The failure of U.S. lawmakers to help America's ailing auto industry is rattling economies around the world, with governments rushing to minimize the potential damage.
In Asia, Japan says Friday it will spend $255 billion as part of stimulus package aimed at homeowners and the country's financial markets. China also is promising help, with loans and other possible measures aimed at its auto and steel industries.
In Europe, members of the European Union put aside differences to support an almost $260 billion stimulus plan.

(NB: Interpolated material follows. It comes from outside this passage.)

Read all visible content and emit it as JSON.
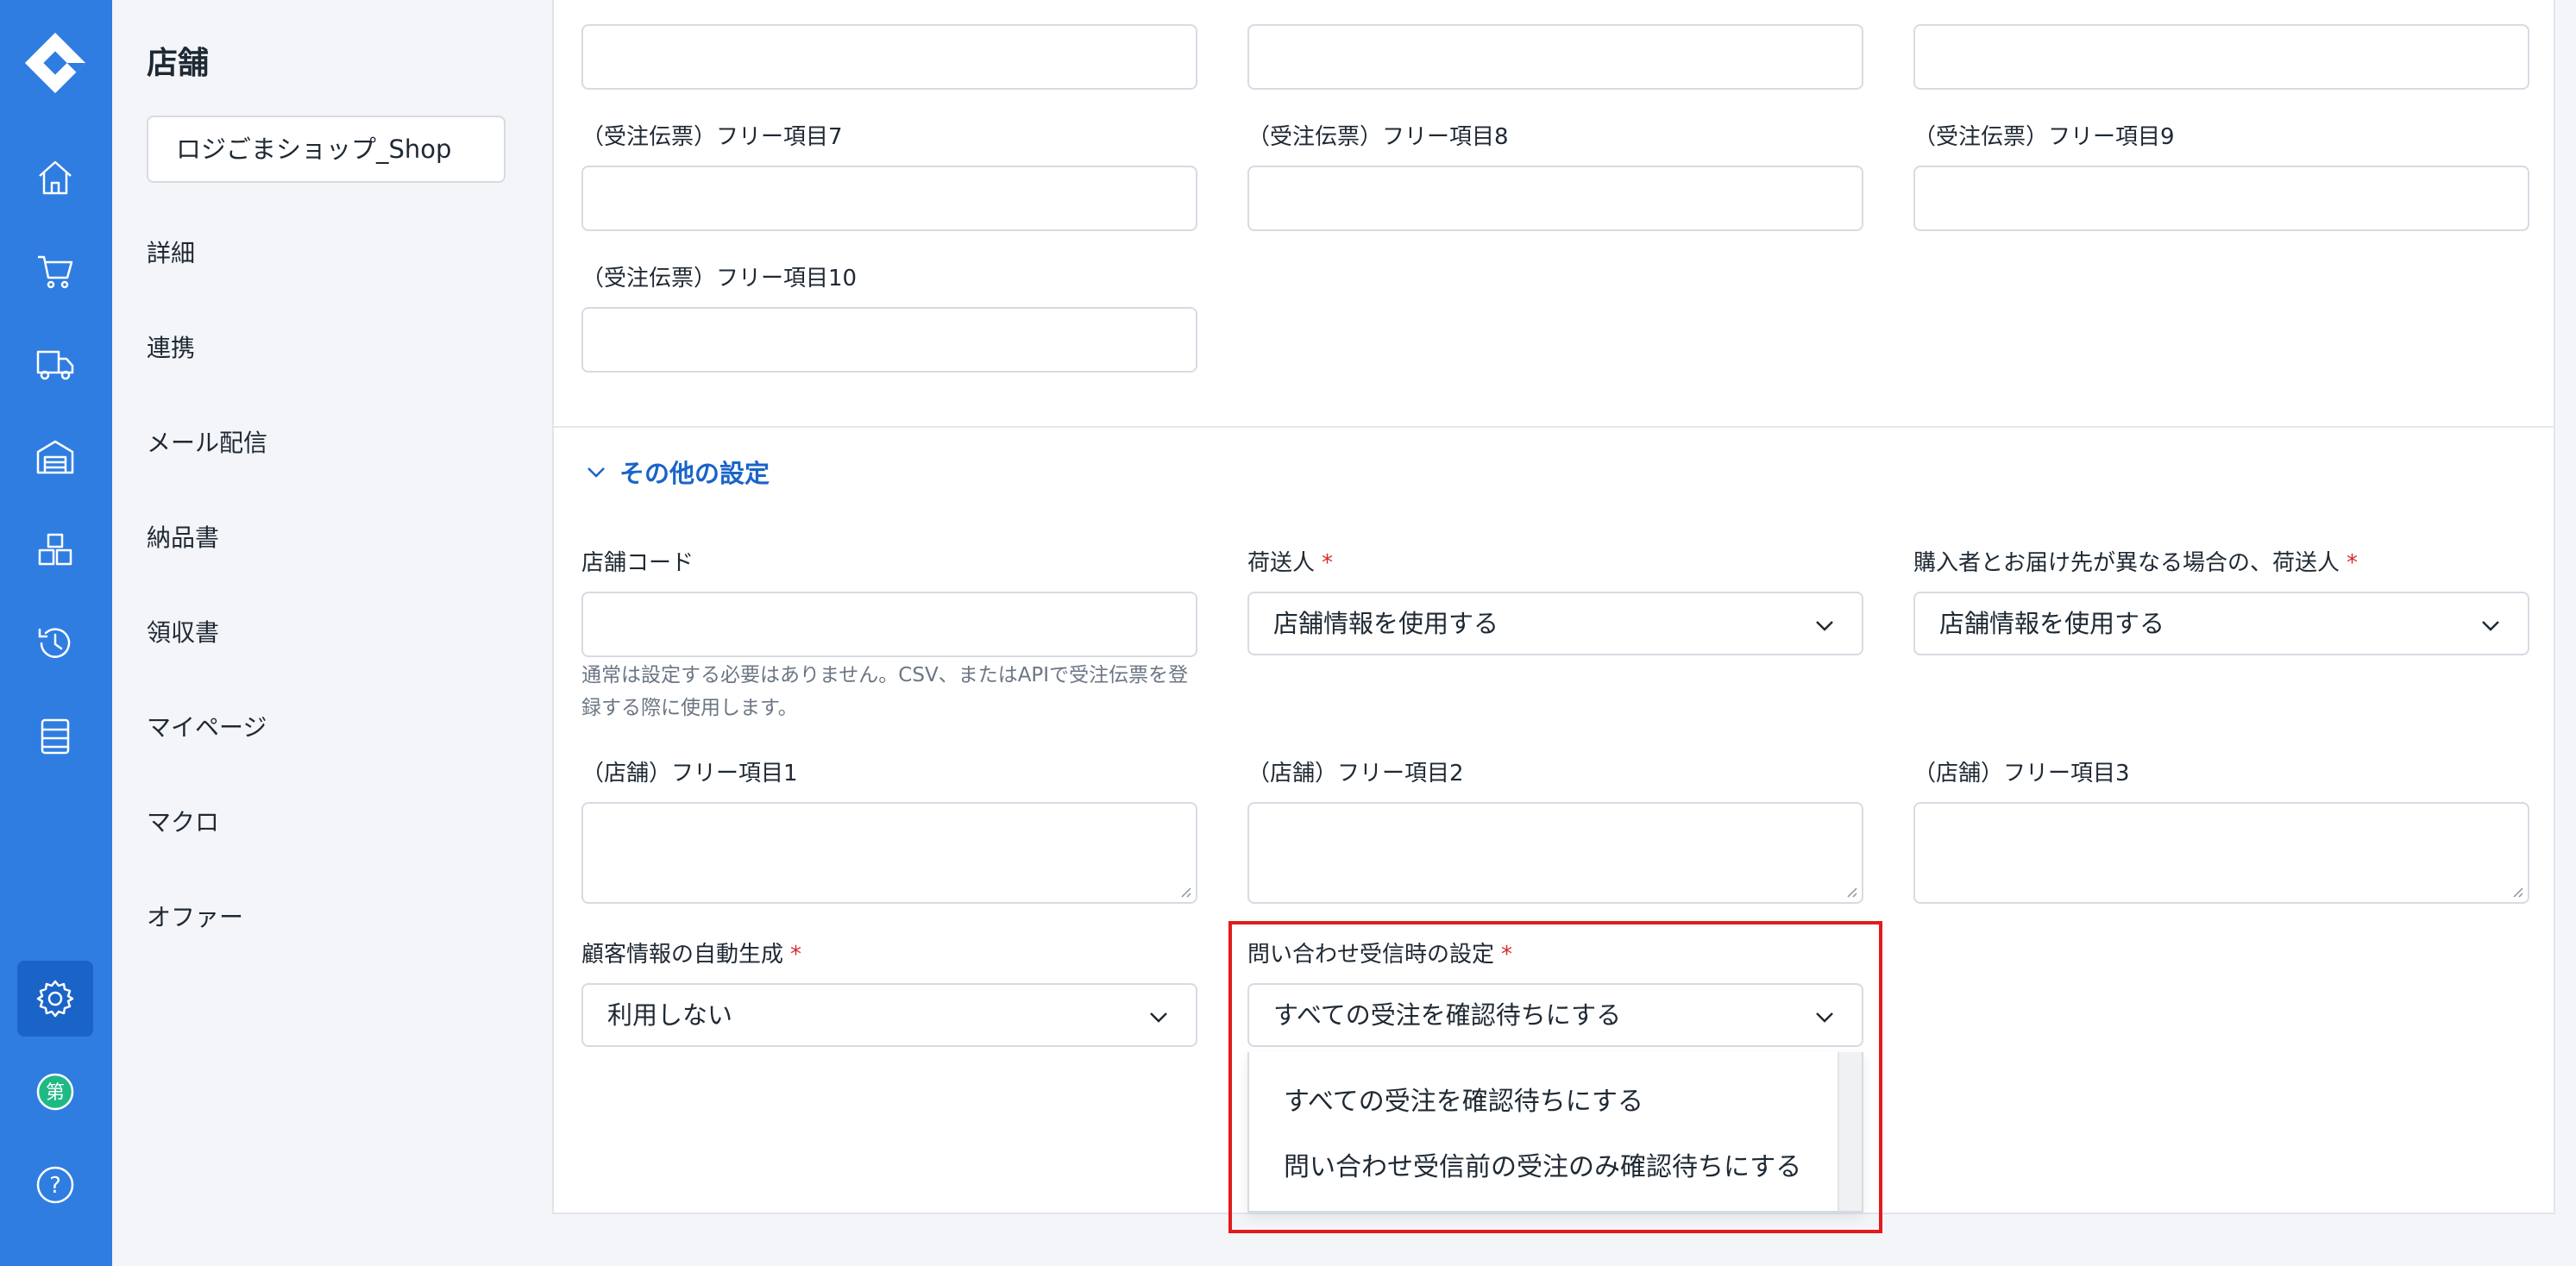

The major Asian indexes plunged more than five percent today, after investors learned the U.S. auto industry bailout fell apart Thursday night. European indexes closed down more than two percent. U.S. indexes were mixed in midday trading.
Oil prices fell more than $3 a barrel, and the U.S. dollar dropped, briefly slumping to a 13-year low against the yen.
The collapse of the bailout plan also hit Japanese automakers, with shares of Toyota, Honda and Nissan all losing over 10 percent. South Korean automakers Hyundai and Kia lost more than eight percent.
Meanwhile, one of Europe's largest banks, Spain-based Santander, says it will eliminate almost 2,000 jobs at its newly acquired British subsidiaries. Santander says the move is part of ongoing cost-cutting measures.
On Thursday, U.S.-based Bank of America announced its plans to cut up to 35,000 jobs over the next three years.